Algorithm 3: We are implementing the algorithm based on the assumption that a packet on an average takes only 25 hops to reach the destination [6]. The steps of marking are as follows: on the arrival of a packet, we will apply our packet marking algorithm. Then, based on the algorithm, we will see to mark the packet or leave it unmarked and finally forward it on the network [2]. We use ID field of the ipv4 to store the unique identification number of the router, as well as the maximum hop distance from the destination. A diagram of the complete header is given in Fig. 3. Distance is calculated using the ttl value of the packet that tells the maximum time the packet can stay on the network.

Fig. 3
figure 3

IPv4 header

figure a

We simulated our detection Algorithm 1 using Wireshark. We edited our files by converting them into text format using editcap, modifying the header using tcprewrite, used multithreading to make the capturing and detection modules run together, and tcpreplay to resend the packets. Combining all such concepts in C programming on a Linux platform, we were able to implement our algorithm. The calculations are shown below. The detailed algorithm is explained in Fig. 4.

Fig. 4
figure 4

Flow diagram

The simulation of Algorithm 2 is shown using ns2. The changes are made in the header of the trace file. The data needed is saved in .tr file and is extracted for analyzing using the awk script on the desired columns.

figure b

4 Conclusion and Future Work

4.1 Conclusion

The conclusions drawn from the paper are that DoS and DDoS attack are a great threat to the internet. Packet marking techniques are costly to implement and are difficult to predict at an early stage. Moreover, we need the attack to be alive to trace back to the origin of the attack. The entropy variation technique is thus a relatively new technique for the detection of DDoS and DoS attack and there is a steep learning curve for the whole organization, for both users and administrators. Packet marking techniques, on the other hand, are more mature, well documented, and easy to understand.
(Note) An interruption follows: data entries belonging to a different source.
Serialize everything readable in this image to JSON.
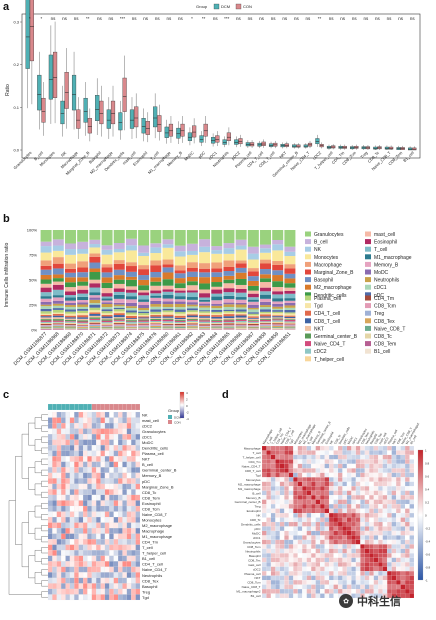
{
  "panels": {
    "a": "a",
    "b": "b",
    "c": "c",
    "d": "d"
  },
  "colors": {
    "dcm": "#4fb0b4",
    "con": "#d9888c"
  },
  "panel_a": {
    "ylabel": "Ratio",
    "legend_title": "Group",
    "legend_items": [
      "DCM",
      "CON"
    ],
    "yticks": [
      "0.3",
      "0.2",
      "0.1",
      "0.0"
    ],
    "cells": [
      "Granulocytes",
      "B_cell",
      "Monocytes",
      "NK",
      "Macrophage",
      "Marginal_Zone_B",
      "Basophil",
      "M2_macrophage",
      "Dendritic_cells",
      "mast_cell",
      "Eosinophil",
      "T_cell",
      "M1_macrophage",
      "Memory_B",
      "MoDC",
      "pDC",
      "cDC1",
      "Neutrophils",
      "pDC2",
      "Plasma_cell",
      "CD4_T_cell",
      "CD8_T_cell",
      "NKT",
      "Germinal_center_B",
      "Naive_CD4_T",
      "cDC2",
      "T_helper_cell",
      "CD4_Tm",
      "CD8_Tcm",
      "Treg",
      "CD8_Tc",
      "Naive_CD8_T",
      "CD8_Tem",
      "B1_cell"
    ],
    "sig": [
      "*",
      "*",
      "ns",
      "ns",
      "ns",
      "**",
      "ns",
      "ns",
      "***",
      "ns",
      "ns",
      "ns",
      "ns",
      "ns",
      "*",
      "**",
      "ns",
      "***",
      "ns",
      "ns",
      "ns",
      "ns",
      "ns",
      "ns",
      "ns",
      "**",
      "ns",
      "ns",
      "ns",
      "ns",
      "ns",
      "ns",
      "ns",
      "ns"
    ],
    "dcm_median": [
      0.265,
      0.13,
      0.165,
      0.085,
      0.13,
      0.09,
      0.095,
      0.07,
      0.065,
      0.07,
      0.055,
      0.075,
      0.04,
      0.038,
      0.03,
      0.025,
      0.022,
      0.018,
      0.018,
      0.013,
      0.012,
      0.011,
      0.01,
      0.009,
      0.009,
      0.02,
      0.006,
      0.006,
      0.005,
      0.005,
      0.004,
      0.004,
      0.003,
      0.002
    ],
    "con_median": [
      0.29,
      0.09,
      0.17,
      0.135,
      0.07,
      0.055,
      0.085,
      0.085,
      0.125,
      0.075,
      0.05,
      0.06,
      0.045,
      0.045,
      0.042,
      0.045,
      0.025,
      0.03,
      0.02,
      0.013,
      0.014,
      0.012,
      0.011,
      0.009,
      0.012,
      0.01,
      0.007,
      0.006,
      0.006,
      0.005,
      0.005,
      0.004,
      0.003,
      0.002
    ]
  },
  "panel_b": {
    "ylabel": "Immune Cells infiltration ratio",
    "yticks": [
      "100%",
      "75%",
      "50%",
      "25%",
      "0%"
    ],
    "samples": [
      "DCM_GSM1186877",
      "DCM_GSM1186868",
      "DCM_GSM1186869",
      "DCM_GSM1186870",
      "DCM_GSM1186871",
      "DCM_GSM1186872",
      "DCM_GSM1186873",
      "DCM_GSM1186874",
      "DCM_GSM1186875",
      "DCM_GSM1186876",
      "CON_GSM1186860",
      "CON_GSM1186861",
      "CON_GSM1186862",
      "CON_GSM1186863",
      "CON_GSM1186864",
      "CON_GSM1186865",
      "CON_GSM1186866",
      "CON_GSM1186867",
      "CON_GSM1186858",
      "CON_GSM1186859",
      "CON_GSM1186851"
    ],
    "legend_top": [
      {
        "name": "Granulocytes",
        "color": "#9ad27e"
      },
      {
        "name": "B_cell",
        "color": "#c7b2dc"
      },
      {
        "name": "NK",
        "color": "#a7cde6"
      },
      {
        "name": "Monocytes",
        "color": "#f9e89a"
      },
      {
        "name": "Macrophage",
        "color": "#f0a07a"
      },
      {
        "name": "Marginal_Zone_B",
        "color": "#e2473c"
      },
      {
        "name": "Basophil",
        "color": "#6f90c4"
      },
      {
        "name": "M2_macrophage",
        "color": "#d97a2a"
      },
      {
        "name": "Dendritic_cells",
        "color": "#3d9a48"
      },
      {
        "name": "mast_cell",
        "color": "#f6b9a6"
      },
      {
        "name": "Eosinophil",
        "color": "#b02a62"
      },
      {
        "name": "T_cell",
        "color": "#7fbcc8"
      },
      {
        "name": "M1_macrophage",
        "color": "#2c7a8e"
      },
      {
        "name": "Memory_B",
        "color": "#e5a3c0"
      },
      {
        "name": "MoDC",
        "color": "#8a6bb0"
      },
      {
        "name": "Neutrophils",
        "color": "#c9a24a"
      },
      {
        "name": "cDC1",
        "color": "#a9d7b8"
      },
      {
        "name": "pDC",
        "color": "#4f6aa8"
      }
    ],
    "legend_bottom": [
      {
        "name": "Plasma_cell",
        "color": "#b7d57a"
      },
      {
        "name": "Tgd",
        "color": "#f7e6a8"
      },
      {
        "name": "CD4_T_cell",
        "color": "#e16a4b"
      },
      {
        "name": "CD8_T_cell",
        "color": "#3e63a3"
      },
      {
        "name": "NKT",
        "color": "#f1c3a3"
      },
      {
        "name": "Germinal_center_B",
        "color": "#5a9a58"
      },
      {
        "name": "Naive_CD4_T",
        "color": "#d24b7c"
      },
      {
        "name": "cDC2",
        "color": "#8ec6c4"
      },
      {
        "name": "T_helper_cell",
        "color": "#f8d69a"
      },
      {
        "name": "CD4_Tm",
        "color": "#a54a3a"
      },
      {
        "name": "CD8_Tcm",
        "color": "#e39bb5"
      },
      {
        "name": "Treg",
        "color": "#9fb1d6"
      },
      {
        "name": "CD8_Tex",
        "color": "#d8a65a"
      },
      {
        "name": "Naive_CD8_T",
        "color": "#6cab8e"
      },
      {
        "name": "CD8_Tc",
        "color": "#e4d6a7"
      },
      {
        "name": "CD8_Tem",
        "color": "#b65f92"
      },
      {
        "name": "B1_cell",
        "color": "#f1e3d2"
      }
    ]
  },
  "panel_c": {
    "legend_title": "Group",
    "legend_items": [
      "DCM",
      "CON"
    ],
    "scale_ticks": [
      "4",
      "2",
      "0",
      "-2",
      "-4"
    ],
    "rows": [
      "NK",
      "mast_cell",
      "cDC2",
      "Granulocytes",
      "cDC1",
      "MoDC",
      "Dendritic_cells",
      "Plasma_cell",
      "NKT",
      "B_cell",
      "Germinal_center_B",
      "Memory_B",
      "pDC",
      "Marginal_Zone_B",
      "CD8_Tc",
      "CD8_Tem",
      "Eosinophil",
      "CD8_Tcm",
      "Naive_CD8_T",
      "Monocytes",
      "M2_macrophage",
      "Macrophage",
      "M1_macrophage",
      "CD4_Tm",
      "T_cell",
      "T_helper_cell",
      "B1_cell",
      "CD4_T_cell",
      "Naive_CD4_T",
      "Neutrophils",
      "CD8_Tex",
      "Basophil",
      "Treg",
      "Tgd"
    ],
    "n_dcm": 10,
    "n_con": 11
  },
  "panel_d": {
    "labels": [
      "Macrophage",
      "T_cell",
      "T_helper_cell",
      "CD4_Tm",
      "Naive_CD4_T",
      "CD8_T_cell",
      "Tgd",
      "Monocytes",
      "M2_macrophage",
      "M1_macrophage",
      "B_cell",
      "Memory_B",
      "Germinal_center_B",
      "Treg",
      "Eosinophil",
      "NK",
      "CD8_Tc",
      "Dendritic_cells",
      "pDC",
      "MoDC",
      "cDC1",
      "Granulocytes",
      "CD8_Tem",
      "Neutrophils",
      "Basophil",
      "CD8_Tex",
      "mast_cell",
      "cDC2",
      "Plasma_cell",
      "NKT",
      "CD8_Tcm",
      "Naive_CD8_T",
      "M1_macrophage2",
      "B1_cell"
    ],
    "scale_ticks": [
      "1",
      "0.8",
      "0.6",
      "0.4",
      "0.2",
      "0",
      "-0.2",
      "-0.4",
      "-0.6",
      "-0.8",
      "-1"
    ],
    "watermark": "中科生信"
  }
}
For the people who are not familiar with the technology used for information theory should adopt to packet marking techniques for the reason stated above and wait for the information theory to become more mature.

4.2 Future Work

In future, we would like to implement these techniques on the public and private cloud setup and compare the results of our algorithm with the results of the existing techniques. We would also check the scalability and the fault tolerance of the algorithm in both the types of cloud that is public as well as private cloud.